ジュリアンが帰ってきて、庭で昼食。寝ている鳥を見ると、彼もかわいそうだと体を撫でる。クスクスを嘴先に持っていくが食べる元気はない。私達の食事中、鳥は全く動かない。食後私が触ると、初めて2−3歩歩く。そして飛び立とうとするが、僅か1m位で落ちる。ジュリアンが手のひらに乗せ、体を撫でていたら、思い切り飛び発つ。10m先の隣の庭のアカシヤの幹に留まる。小一時間そのまま動かないが、そのうちいなくなる。
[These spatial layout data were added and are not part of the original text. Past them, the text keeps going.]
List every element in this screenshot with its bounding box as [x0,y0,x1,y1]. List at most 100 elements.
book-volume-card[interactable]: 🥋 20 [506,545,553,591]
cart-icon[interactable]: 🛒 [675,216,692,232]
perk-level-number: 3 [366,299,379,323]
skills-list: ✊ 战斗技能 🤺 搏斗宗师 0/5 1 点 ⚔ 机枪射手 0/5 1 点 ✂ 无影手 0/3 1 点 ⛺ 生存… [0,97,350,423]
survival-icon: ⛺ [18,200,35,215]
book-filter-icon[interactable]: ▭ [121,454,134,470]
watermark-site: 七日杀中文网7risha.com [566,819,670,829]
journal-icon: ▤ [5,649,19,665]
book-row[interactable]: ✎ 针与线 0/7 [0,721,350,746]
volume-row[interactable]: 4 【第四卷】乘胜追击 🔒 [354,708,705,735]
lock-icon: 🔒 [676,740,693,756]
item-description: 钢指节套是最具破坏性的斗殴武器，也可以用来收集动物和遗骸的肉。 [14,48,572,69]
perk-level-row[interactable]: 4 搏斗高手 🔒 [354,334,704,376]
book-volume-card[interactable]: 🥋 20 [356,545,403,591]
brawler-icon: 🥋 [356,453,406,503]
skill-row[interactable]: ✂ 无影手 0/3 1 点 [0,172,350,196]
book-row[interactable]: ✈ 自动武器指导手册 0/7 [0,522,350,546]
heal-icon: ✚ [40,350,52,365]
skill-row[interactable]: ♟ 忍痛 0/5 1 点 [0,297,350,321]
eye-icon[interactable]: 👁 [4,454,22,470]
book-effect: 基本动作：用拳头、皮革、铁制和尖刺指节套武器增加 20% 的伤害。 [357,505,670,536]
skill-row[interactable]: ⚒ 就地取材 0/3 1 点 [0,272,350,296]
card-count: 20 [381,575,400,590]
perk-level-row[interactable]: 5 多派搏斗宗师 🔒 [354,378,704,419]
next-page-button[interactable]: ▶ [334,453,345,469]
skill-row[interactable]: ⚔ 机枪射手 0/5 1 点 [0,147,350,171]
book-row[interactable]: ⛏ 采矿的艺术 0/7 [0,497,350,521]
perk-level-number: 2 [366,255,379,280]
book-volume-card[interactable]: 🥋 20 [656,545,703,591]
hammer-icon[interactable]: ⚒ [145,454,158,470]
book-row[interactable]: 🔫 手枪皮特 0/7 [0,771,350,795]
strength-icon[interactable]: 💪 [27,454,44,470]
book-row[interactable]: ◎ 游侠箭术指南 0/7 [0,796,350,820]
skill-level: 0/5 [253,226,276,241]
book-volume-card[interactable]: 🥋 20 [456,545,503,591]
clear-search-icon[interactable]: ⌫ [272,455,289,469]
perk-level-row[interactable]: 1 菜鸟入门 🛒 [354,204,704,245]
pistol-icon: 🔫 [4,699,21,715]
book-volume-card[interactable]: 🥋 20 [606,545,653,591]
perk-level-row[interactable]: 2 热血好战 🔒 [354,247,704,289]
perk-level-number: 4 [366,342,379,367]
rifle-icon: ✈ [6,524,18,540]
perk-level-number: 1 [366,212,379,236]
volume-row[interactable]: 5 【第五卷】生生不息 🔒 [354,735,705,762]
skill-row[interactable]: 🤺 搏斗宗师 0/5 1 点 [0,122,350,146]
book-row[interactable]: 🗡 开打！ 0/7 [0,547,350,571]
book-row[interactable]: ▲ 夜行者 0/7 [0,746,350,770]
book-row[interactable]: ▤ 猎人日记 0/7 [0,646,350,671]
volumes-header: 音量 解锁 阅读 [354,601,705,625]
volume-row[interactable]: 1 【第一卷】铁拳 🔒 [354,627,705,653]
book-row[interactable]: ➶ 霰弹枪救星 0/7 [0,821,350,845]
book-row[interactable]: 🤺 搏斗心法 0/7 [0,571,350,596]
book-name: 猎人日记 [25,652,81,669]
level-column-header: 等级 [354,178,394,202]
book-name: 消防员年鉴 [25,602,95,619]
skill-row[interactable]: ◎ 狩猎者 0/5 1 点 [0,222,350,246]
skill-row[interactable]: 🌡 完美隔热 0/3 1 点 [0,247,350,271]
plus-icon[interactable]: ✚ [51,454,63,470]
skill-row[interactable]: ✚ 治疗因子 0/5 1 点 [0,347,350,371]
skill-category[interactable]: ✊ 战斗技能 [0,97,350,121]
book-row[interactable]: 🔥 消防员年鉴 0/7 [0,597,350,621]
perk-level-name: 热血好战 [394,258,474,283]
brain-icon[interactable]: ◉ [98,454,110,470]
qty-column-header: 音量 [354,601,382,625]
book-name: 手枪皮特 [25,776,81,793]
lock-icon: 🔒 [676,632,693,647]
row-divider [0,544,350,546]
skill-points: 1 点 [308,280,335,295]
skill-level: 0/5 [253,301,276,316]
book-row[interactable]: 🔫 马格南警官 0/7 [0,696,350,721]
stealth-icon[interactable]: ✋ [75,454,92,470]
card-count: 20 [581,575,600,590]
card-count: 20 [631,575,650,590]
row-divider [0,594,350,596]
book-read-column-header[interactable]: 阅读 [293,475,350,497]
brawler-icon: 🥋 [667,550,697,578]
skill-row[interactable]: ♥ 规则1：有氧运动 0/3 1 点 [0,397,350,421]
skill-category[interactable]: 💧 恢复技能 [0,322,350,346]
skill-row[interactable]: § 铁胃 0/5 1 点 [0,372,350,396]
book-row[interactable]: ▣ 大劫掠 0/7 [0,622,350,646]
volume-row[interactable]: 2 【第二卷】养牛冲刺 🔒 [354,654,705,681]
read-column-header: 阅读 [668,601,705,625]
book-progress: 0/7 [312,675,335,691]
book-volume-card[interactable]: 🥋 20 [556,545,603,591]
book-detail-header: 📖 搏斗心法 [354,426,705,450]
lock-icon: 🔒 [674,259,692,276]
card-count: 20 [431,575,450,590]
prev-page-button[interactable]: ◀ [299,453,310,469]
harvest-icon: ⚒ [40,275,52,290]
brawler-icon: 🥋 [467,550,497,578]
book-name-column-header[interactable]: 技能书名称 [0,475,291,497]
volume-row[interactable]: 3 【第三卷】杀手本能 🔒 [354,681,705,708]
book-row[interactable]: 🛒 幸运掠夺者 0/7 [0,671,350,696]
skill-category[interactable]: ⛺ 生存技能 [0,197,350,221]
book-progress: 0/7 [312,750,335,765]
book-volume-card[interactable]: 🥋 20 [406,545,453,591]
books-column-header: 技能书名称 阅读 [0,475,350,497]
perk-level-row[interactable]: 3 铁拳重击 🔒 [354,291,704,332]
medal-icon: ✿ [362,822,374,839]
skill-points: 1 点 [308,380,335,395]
事故後5時間、元気になって飛び去ったような気がし、心温まる思いがする。 外出禁止令中、ジュリアンは、庭で仕事をしながら鳥の観察をする。毎日同じ鳥が同じ枝に留まるそう。パートナーを替えない鳩は、いつも2羽が一緒に来て同じ枝に止まり、また違ういつも留まる枝に移るそうだ。隣の家には大きなさくらんぼの木があるが、鳥はさくらんぼを我が家の白樺の枝まで持って来て食べる。季節になるとさくらんぼの種が庭にいっぱい落ちている。鳥の習性は面白い。
事故にあった鳥のその後
友達を呼び庭で夕食を取っていたら、自転車で庭を一周していたマティスが、先日の鳥が死んでいるのを見つける。怪我をしながらも飛び立っていったのに、9日後力尽きて、死に場所を求めて我が家の庭に帰って来たようだ。暑い日が続いているので、庭で一番涼しい紫陽花と鈴蘭の間に横たわっている。
食事をしていた友達が、共通の友達で鳥に詳しい人がいると教えてくれる。彼女に鳥の写真を送ると、すぐに名前を教えてくれる。ピックの雌。雄は頭に鮮やかな赤い斑があるとのこと。フランス語でピックとは突くという意味。初めて鳥はキツツキだったのが分かる。道理で飛び立った時、長い間アカシヤの幹に体を垂直にして留まっていた。
キツツキが選んだ場所に埋め、マティスが名前をピックと決め、墓標を立てる。最初カタカナで書いていたのに、フランス人は日本語じゃ分からないと、フランス語も書き加える。